The Internet Engineering Task
Force (IETF): Unfinished Business
By Scott Bradner
As I write this, the IETF has been around for 25 years and a
few hours.
(http://www.networkworld.com/news/2011/011411-ietf.html) The first meeting
(http://www.ietf.org/proceedings/01.pdf) of the IETF started at 9 AM on
Thursday, 16 January, 1986 in San Diego, California with 21 people in
attendance. A far cry from the most
recent meeting (http://www.ietf.org/proceedings/79/) in Beijing, China, which
attracted 1207 attendees. The
Internet we have today, and that most enterprises heavily depend on, is largely
a result of IETF technologies, and more importantly, the IETF philosophy of the
proper role of the network. The
network that sprang from this philosophy is now under sustained attack and the
future role of the IETF will depend on how well the IETF responds to this
attack.
I first started paying attention to the IETF in 1988 or 89
by monitoring various IETF mailing lists -- the first meeting I attended in
person was the Tallahassee, Florida meeting in early 1990. (My boss was not willing to spring for
the previous meeting in Hawaii - so it goes.) I go back a ways with the IETF but there are others that go
back further -- 20% (4) of the
attendees of the first IETF meeting are still active in the IETF.

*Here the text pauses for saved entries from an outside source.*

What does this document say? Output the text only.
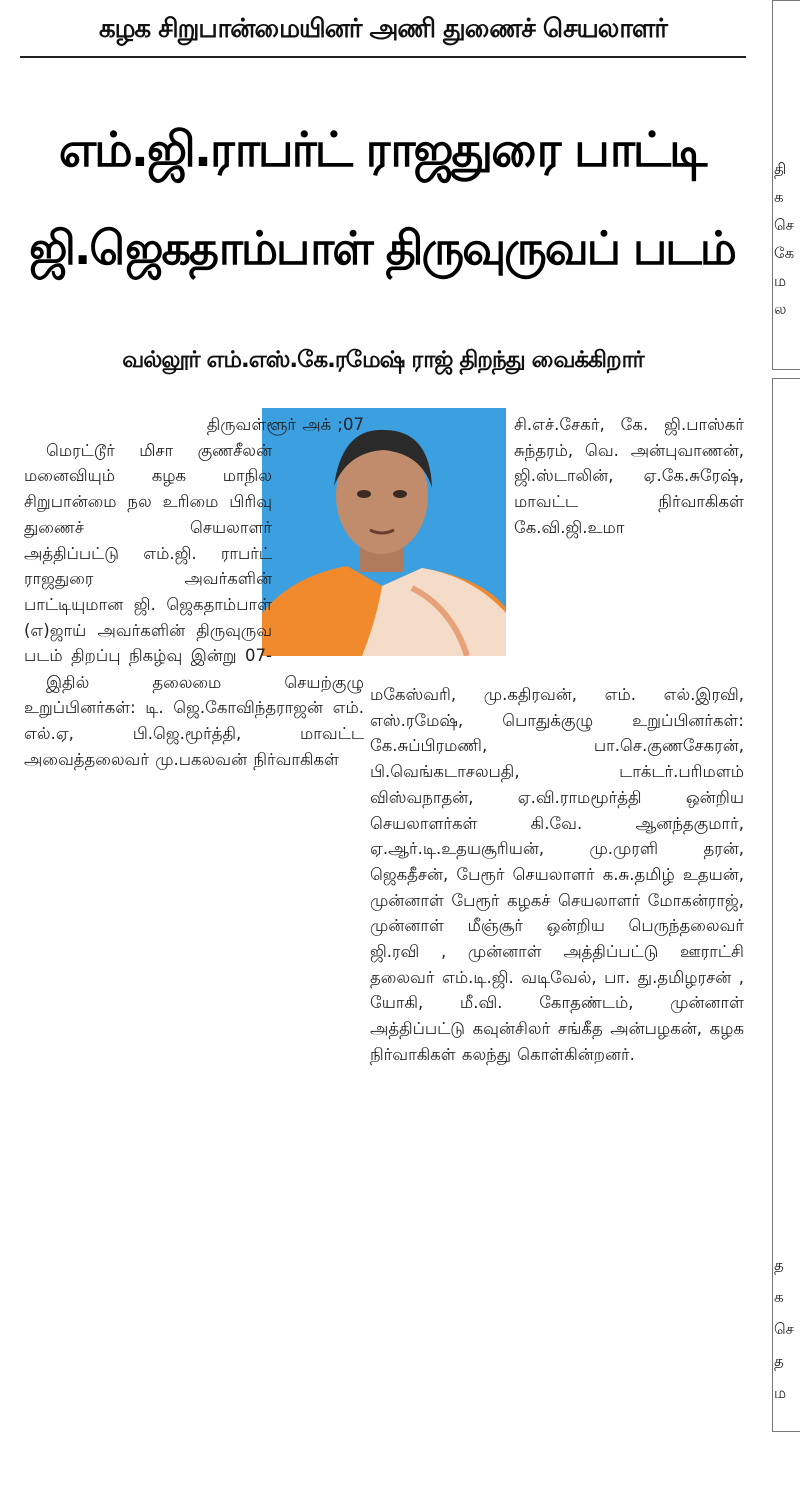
கழக சிறுபான்மையினர் அணி துணைச் செயலாளர்
எம்.ஜி.ராபர்ட் ராஜதுரை பாட்டி
ஜி.ஜெகதாம்பாள் திருவுருவப் படம்
வல்லூர் எம்.எஸ்.கே.ரமேஷ் ராஜ் திறந்து வைக்கிறார்

திருவள்ளூர் அக் ;07

மெரட்டூர் மிசா குணசீலன் மனைவியும் கழக மாநில சிறுபான்மை நல உரிமை பிரிவு துணைச் செயலாளர் அத்திப்பட்டு எம்.ஜி. ராபர்ட் ராஜதுரை அவர்களின் பாட்டியுமான ஜி. ஜெகதாம்பாள் (எ)ஜாய் அவர்களின் திருவுருவ படம் திறப்பு நிகழ்வு இன்று 07-

இதில் தலைமை செயற்குழு உறுப்பினர்கள்: டி. ஜெ.கோவிந்தராஜன் எம். எல்.ஏ, பி.ஜெ.மூர்த்தி, மாவட்ட அவைத்தலைவர் மு.பகலவன் நிர்வாகிகள்

சி.எச்.சேகர், கே. ஜி.பாஸ்கர் சுந்தரம், வெ. அன்புவாணன், ஜி.ஸ்டாலின், ஏ.கே.சுரேஷ், மாவட்ட நிர்வாகிகள் கே.வி.ஜி.உமா
மகேஸ்வரி, மு.கதிரவன், எம். எல்.இரவி, எஸ்.ரமேஷ், பொதுக்குழு உறுப்பினர்கள்: கே.சுப்பிரமணி, பா.செ.குணசேகரன், பி.வெங்கடாசலபதி, டாக்டர்.பரிமளம் விஸ்வநாதன், ஏ.வி.ராமமூர்த்தி ஒன்றிய செயலாளர்கள் கி.வே. ஆனந்தகுமார், ஏ.ஆர்.டி.உதயசூரியன், மு.முரளி தரன், ஜெகதீசன், பேரூர் செயலாளர் க.சு.தமிழ் உதயன், முன்னாள் பேரூர் கழகச் செயலாளர் மோகன்ராஜ், முன்னாள் மீஞ்சூர் ஒன்றிய பெருந்தலைவர் ஜி.ரவி , முன்னாள் அத்திப்பட்டு ஊராட்சி தலைவர் எம்.டி.ஜி. வடிவேல், பா. து.தமிழரசன் , யோகி, மீ.வி. கோதண்டம், முன்னாள் அத்திப்பட்டு கவுன்சிலர் சங்கீத அன்பழகன், கழக நிர்வாகிகள் கலந்து கொள்கின்றனர்.
தி
க
செ
கே
ம
ல
த
க
செ
த
ம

If there is a key document that was the origin of the IETF's
design philosophy it is the 1984 Saltzer, Reed & Clark paper "End to
End Arguments in System Design."
A dozen years after this paper was
published the IETF published an expanded description of its design philosophy
in RFC 1958 " Architectural
Principles of the Internet". (You can find pointers to these, and many
other relevant documents at
http://www.sobco.com/e.132/reading/02-arch.html.) The IETF has interpreted the End-to-End paper to basically
say that the network should not be application aware, unless told otherwise by
an application, the network should treat all Internet traffic the same. The IETF has defined various ways that
an application can ask for special treatment by the network (such as Diffserv
defined in RFC 2474 (http://www.ietf.org/rfc/rfc2474.txt)) but generally
networks are ways to get bunches of bits (packets) from one place to
another.
In brief, this design philosophy
has led the IETF to create technologies that can be deployed without having to
get permission from network operators or having to modify the networks. This is not to say that IETF protocols
have not been impacted by the proliferation of firewalls and network address
translators (NATs) - see RFC 2775 (http://www.ietf.org/rfc/rfc2775.txt) But
this design philosophy has also led to an
environment where network operators do not get added value from high-value
traffic. This is the heart of the
network neutrality discussions being played out so loudly in the wake of the
recent FCC proposal.
The IETF has developed many technologies that make the
Internet function, make the networks that make up the Internet more secure and
make the Internet work over ever faster and ever changing transport
technologies. But the IETF has
developed far more technologies that run over the Internet to provide end to
end functions for you and me to use.